Knight era adesso letteralmente sospeso per le braccia".
Elfride scompare alla vista di Knight. Knight si ritrova solo,
disperato: sa che anche se Elfride fosse andata a cercare aiuto,
essi si trovavano a parecchi chilometri di distanza da qualsiasi
presenza umana. La suspance viene aumentata da Hardy puntando
la narrazione su Knight e sui suoi pensieri in quella situazione.

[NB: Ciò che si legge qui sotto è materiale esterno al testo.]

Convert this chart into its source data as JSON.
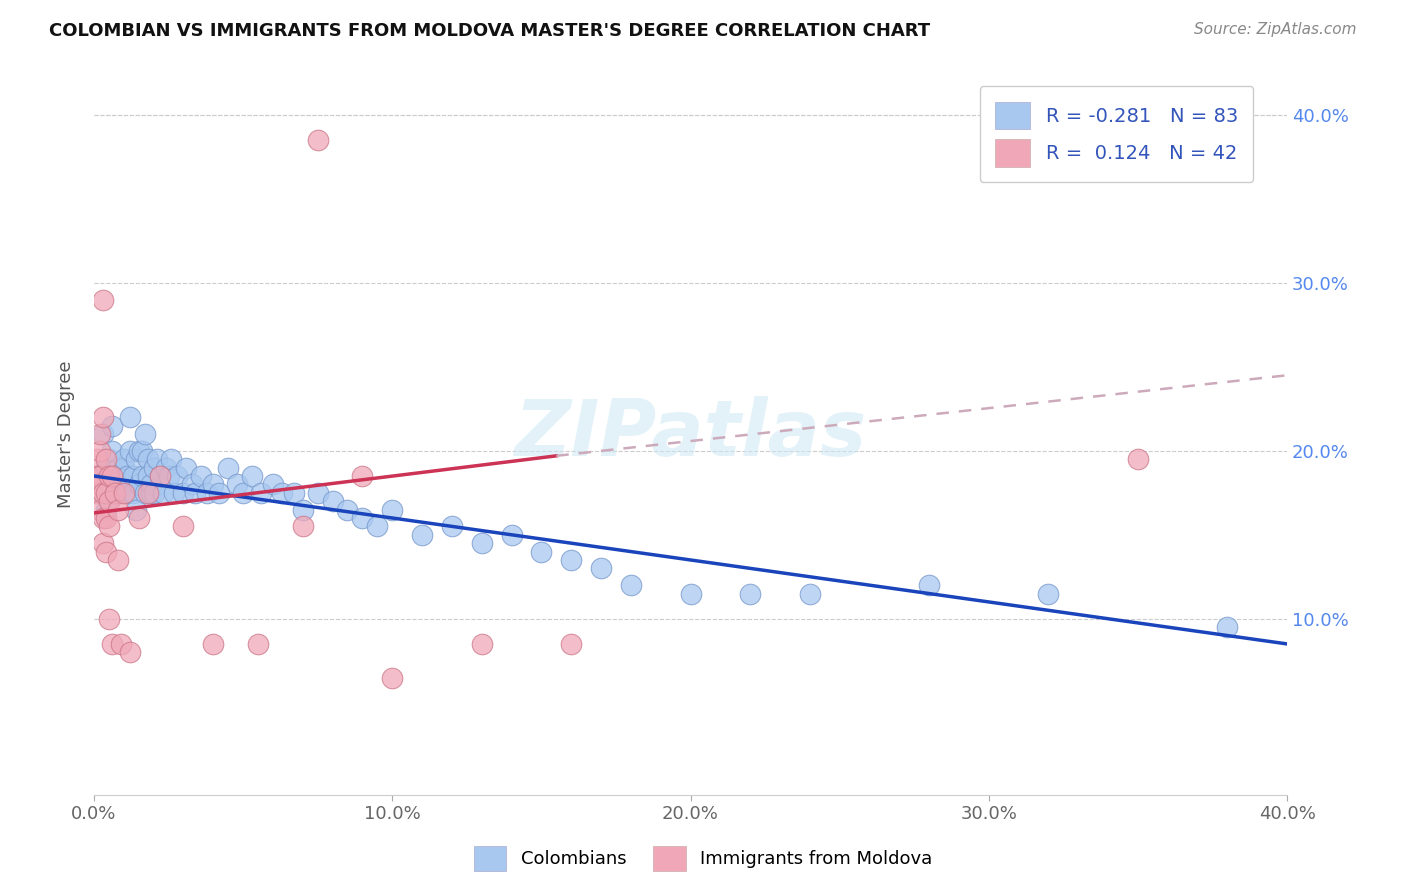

I pensieri di Knight sono quelli di un intellettuale vittoriano:
"La scogliera formava la parete interna della prozione
di un cilindro cavo, con il cielo per coperchio e il mare come
fondo, che racchiudeva la baia fino a formare quasi un semicerchio;
egli vedeva perciò la parete verticale curvarsi attorno
a lui sui due lati. Guardò in giù fino alla base
della superficie rocciosa e si rese conto fino in fondo di come
questa lo minacciasse. Ogni cosa aveva un aspetto sinistro e
fin dentro le sue stesse viscere quella forma ostile era un
luogo di desolazione.
Per una di quelle comuni concomitanze di eventi grazie alle
quali il mondo inanimato attira la mente dell'uomo quando egli,
nei momenti di apprensione, fa una pausa, Knight si trovò
di fronte agli occhi un fossile pietrificato, stagliato in bassorilievo
sulla roccia. Era una creatura provvista di occhi. Gli occhi,
morti e trasformati in pietra, lo stavano fissando ancora adesso.
Era uno dei primi crostacei, detti Trilobiti. Milioni di anni
separavano le loro vite, eppure Knight e quell'essere inferiore
parevano essersi incontrati nel luogo della loro morte. Era
l'unico esemplare entro il raggio della sua visuale di qualcosa
che fosse mai stato vivo e avesse avuto un corpo da salvare,
come egli stesso lo aveva in quel momento".
Knight acquista una nuova consapevolezza, amara e desolata,
della propria mortalità. Per alcune pagine il narratore
si dilunga in riflessioni sulla geologia, la preistoria, la
malignità della Natura. Il vento sferza gli abiti di
Knight, la pioggia gli punge la faccia, un sole rosso lo osserva
con "un ghigno da ubriaco": "non osava spostarsi di un centimetro.
La Morte stava veramente per ghermirlo?".
La situazione è risolta grazie all'intervento di Elfride,
che salva Knight, utilizzando i proprio vestiti come corda (la
svestizione della donna, nella repressiva dal punto di vista
sessuale società vittoriana, possibile solo in virtù
dell'emergenza).
Il romanzo fu molto apprezzato da Marcel Proust.